The output is a JSONL file where each line corresponds to one input request:
{
  "status": "",
  "processed_time": "2024-01-15T10:30:00.000+00:00",
  "request": {"contents": [{"role": "user", "parts": [{"text": "What is 2+2?"}]}]},
  "response": {
    "candidates": [{
      "content": {"parts": [{"text": "4"}], "role": "model"},
      "finishReason": "STOP"
    }],
    "usageMetadata": {
      "promptTokenCount": 5,
      "candidatesTokenCount": 1,
      "totalTokenCount": 6
    }
  }
}
Note: An empty status field indicates success. Failed requests will have an error message in status.

List Your Batch Jobs

Endpoint

GET /api/v1/ie/requestqueue/apikey/requests?model_id=gemini-batch

Example

curl -X GET "https://console.gmicloud.ai/api/v1/ie/requestqueue/apikey/requests?model_id=gemini-batch" \
  -H "Authorization: Bearer YOUR_API_KEY"

Request Status Values

StatusDescription
queuedJob is waiting to be submitted to Vertex AI
processingBatch job is running (may take minutes to hours)
successJob completed (check batch_job_completion_stats for details)
failedJob failed (check error message in outcome)

Batch Job States (Vertex AI)

StateDescription
JOB_STATE_QUEUEDWaiting for resources
JOB_STATE_PENDINGJob is being prepared
JOB_STATE_RUNNINGProcessing requests
JOB_STATE_SUCCEEDEDAll requests completed
JOB_STATE_PARTIALLY_SUCCEEDEDSome requests failed
JOB_STATE_FAILEDJob failed
JOB_STATE_CANCELLEDJob was cancelled (e.g., 24h timeout)

Limits

LimitValue
Max input file size1 GB
Max requests per job200,000
Max processing time24 hours (after job starts running)
Max queue time72 hours

Tips for Best Results

  1. Batch Size: Ideal for 100+ requests.

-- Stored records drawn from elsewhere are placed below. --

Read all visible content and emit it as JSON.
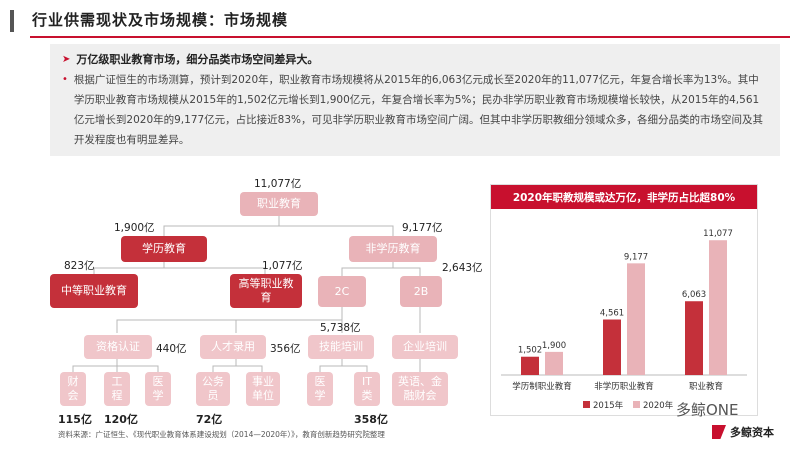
{
  "header": {
    "title": "行业供需现状及市场规模：市场规模"
  },
  "summary": {
    "headline": "万亿级职业教育市场，细分品类市场空间差异大。",
    "paragraph": "根据广证恒生的市场测算，预计到2020年，职业教育市场规模将从2015年的6,063亿元成长至2020年的11,077亿元，年复合增长率为13%。其中学历职业教育市场规模从2015年的1,502亿元增长到1,900亿元，年复合增长率为5%；民办非学历职业教育市场规模增长较快，从2015年的4,561亿元增长到2020年的9,177亿元，占比接近83%，可见非学历职业教育市场空间广阔。但其中非学历职教细分领域众多，各细分品类的市场空间及其开发程度也有明显差异。"
  },
  "tree": {
    "root": {
      "label": "职业教育",
      "value": "11,077亿"
    },
    "academic": {
      "label": "学历教育",
      "value": "1,900亿"
    },
    "non_academic": {
      "label": "非学历教育",
      "value": "9,177亿"
    },
    "secondary": {
      "label": "中等职业教育",
      "value": "823亿"
    },
    "higher": {
      "label": "高等职业教育",
      "value": "1,077亿"
    },
    "two_c": {
      "label": "2C",
      "value": "5,738亿"
    },
    "two_b": {
      "label": "2B",
      "value": "2,643亿"
    },
    "cert": {
      "label": "资格认证",
      "value": "440亿"
    },
    "talent": {
      "label": "人才录用",
      "value": "356亿"
    },
    "skill": {
      "label": "技能培训"
    },
    "corp": {
      "label": "企业培训"
    },
    "leaves": {
      "accounting": "财会",
      "engineering": "工程",
      "medicine1": "医学",
      "civil": "公务员",
      "public": "事业单位",
      "medicine2": "医学",
      "it": "IT类",
      "english": "英语、金融财会"
    },
    "leaf_values": {
      "accounting": "115亿",
      "engineering": "120亿",
      "civil": "72亿",
      "it": "358亿"
    },
    "source": "资料来源：广证恒生、《现代职业教育体系建设规划（2014—2020年）》，教育创新趋势研究院整理"
  },
  "chart_data": {
    "type": "bar",
    "title": "2020年职教规模或达万亿，非学历占比超80%",
    "categories": [
      "学历制职业教育",
      "非学历职业教育",
      "职业教育"
    ],
    "series": [
      {
        "name": "2015年",
        "values": [
          1502,
          4561,
          6063
        ],
        "color": "#c4303a"
      },
      {
        "name": "2020年",
        "values": [
          1900,
          9177,
          11077
        ],
        "color": "#e9b3b8"
      }
    ],
    "value_labels": [
      [
        "1,502",
        "4,561",
        "6,063"
      ],
      [
        "1,900",
        "9,177",
        "11,077"
      ]
    ],
    "ylim": [
      0,
      12000
    ],
    "legend": "bottom"
  },
  "watermark": {
    "text": "多鲸ONE"
  },
  "brand": {
    "text": "多鲸资本"
  }
}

For fewer requests, consider online inference.
  2. File References: Use gs:// URIs for images/documents stored in Google Cloud Storage.
  3. Processing Time: Jobs typically complete within minutes to hours depending on volume.
  4. Cost Optimization: Use batch for non-time-sensitive workloads to save ~50%.
  5. Error Handling: Check batch_job_completion_stats for failed request counts.